Kementerian Energi dan Sumber Daya Mineral (ESDM) mencatat hingga 2024, total luas wilayah yang telah diberikan izin usaha pertambangan (IUP) mencapai 9,1 juta hektare. Sebanyak 909 IUP telah diterbitkan pemerintah, dengan perinciam 12 izin eksplorasi dan 897 izin operasi produksi.
Masifnya operasi pertambangan batu bara di Indonesia membuat komoditas ini menyumbang 3,6% porsi PDB pada 2023. Sebagai pembanding, secara umum, sektor pertambangan menyumbang 10,5% PDB nasional.
Besarnya penerimaan negara yang diterima dari sektor pertambangan berasal dari sejumlah pungutan resmi yang dilakukan pemerintah.
Pungutan-pungutan itu, antara lain pajak penghasilan (PPh) badan, PPh lainnya (Pasal 21, 23, 25, dan 26), pajak pertambangan nilai (PPN), pajak bumi dan bangunan (PBB) sektor pertambangan, iuran produksi (royalti), iuran tetap (landrent), dana reklamasi dan pascatambang, dana pengembangan dan pemberdayaan masyarakat (CSR), serta pajak dan retribusi daerah.
Dalam memungut PPh, PPN, PBB, dan royalti; penentuan dasar pengenaan pajak (DPP) bermacam-macam. Pertama, harga penjualan batu bara digunakan untuk menentukan PPh, PPN, dan royalti (penerimaan negara bukan pajak (PNBP).

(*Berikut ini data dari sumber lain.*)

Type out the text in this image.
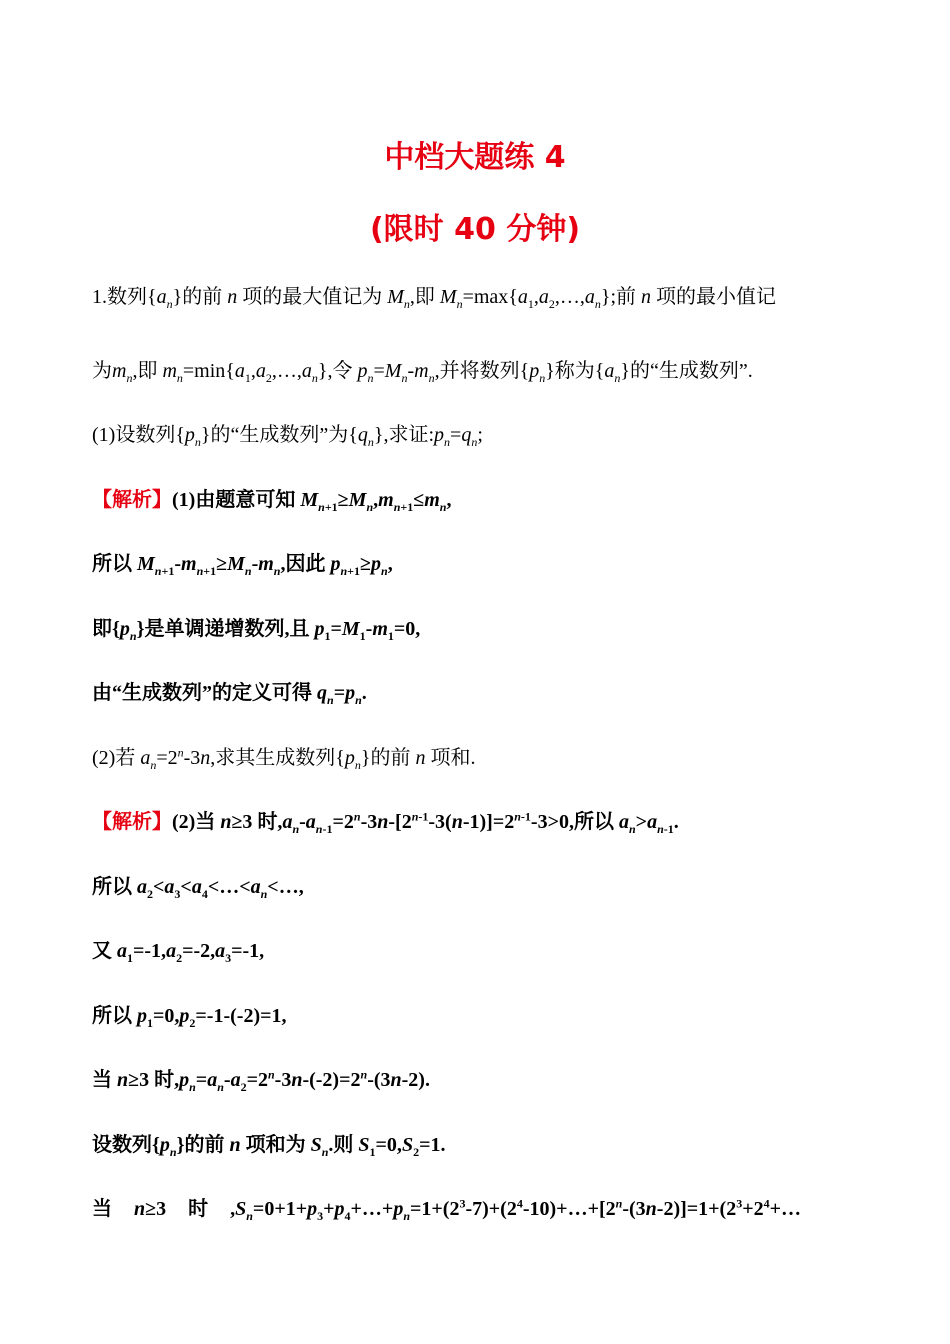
中档大题练 4
(限时 40 分钟)
1.数列$\{a_n\}$的前 n 项的最大值记为 $M_n$,即 $M_n=\max\{a_1,a_2,\dots,a_n\}$;前 n 项的最小值记
为$m_n$,即 $m_n=\min\{a_1,a_2,\dots,a_n\}$,令 $p_n=M_n-m_n$,并将数列$\{p_n\}$称为$\{a_n\}$的“生成数列”.
(1)设数列$\{p_n\}$的“生成数列”为$\{q_n\}$,求证$:p_n=q_n$;
【解析】(1)由题意可知 $M_{n+1}\ge M_n,m_{n+1}\le m_n$,
所以 $M_{n+1}-m_{n+1}\ge M_n-m_n$,因此 $p_{n+1}\ge p_n$,
即$\{p_n\}$是单调递增数列,且 $p_1=M_1-m_1=0$,
由“生成数列”的定义可得 $q_n=p_n$.
(2)若 $a_n=2^n-3n$,求其生成数列$\{p_n\}$的前 n 项和.
【解析】(2)当 n≥3 时$,a_n-a_{n-1}=2^n-3n-[2^{n-1}-3(n-1)]=2^{n-1}-3>0$,所以 $a_n>a_{n-1}$.
所以 $a_2<a_3<a_4<\dots<a_n<\dots$,
又 $a_1=-1,a_2=-2,a_3=-1$,
所以 $p_1=0,p_2=-1-(-2)=1$,
当 n≥3 时$,p_n=a_n-a_2=2^n-3n-(-2)=2^n-(3n-2)$.
设数列$\{p_n\}$的前 n 项和为 $S_n$.则 $S_1=0,S_2=1$.
当 n≥3 时 $,S_n=0+1+p_3+p_4+\dots+p_n=1+(2^3-7)+(2^4-10)+\dots+[2^n-(3n-2)]=1+(2^3+2^4+\dots$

Kedua, biaya digunakan untuk menentukan PPh Pasal 21, PPh Pasal 23, PPh Pasal 26, dan PPh Pasal 4 ayat (2). Ketiga, aspek produksi digunakan untuk menentukan besaran PBB terutang.
Sederet pungutan tersebut dirasa terlampau kompleks bagi pelaku usaha pertambangan. Bayangkan, di setiap proses usaha pertambangan terdapat kewajiban perpajakan dan nonperpajakan yang perlu ditunaikan pelaku usaha.
Karenanya, guna memberikan kepastian hukum dan meningkatkan investasi, penulis memandang perlu adanya penyederhanaan ketentuan perpajakan dan non-pajak (PNBP) di sektor pertambangan batu bara. Dengan begitu, diharapkan penerimaan negara bisa ikut meningkat.
Sesuai dengan amanat Pasal 33 ayat (3) UUD 1945, pemanfaatan kekayaan alam di Indonesia harus memberikan keadilan serta kepastian hukum bagi wajib pajak.
Dengan mengacu pada 3 aspek perhitungan DPP, yakni harga, biaya, dan aspek produksi, ada satu alternatif penyederhanaan pungutan di sektor batu bara. Penulis mengajukan rekomendasi bagi pemerintah untuk bisa menghapuskan iuran royalti yang dasar pungutannya mengacu ke harga jual.
Mengapa royalti dihapuskan?
Pada dasarnya, aspek penjualan dan penghasilan di sektor batu bara sudah dikenakan PPN dan PPh. Belum lagi, sesuai dengan PP 18/2025, perhitungan penghasilan menggunakan harga tertinggi antara harga jual dan harga patokan batu bara (HPB). Nilai itu pun sebenarnya sudah digunakan untuk menentukan NJOP pertambangan tubuh bumi mineral dan batu bara, sesuai dengan PMK 232/2022.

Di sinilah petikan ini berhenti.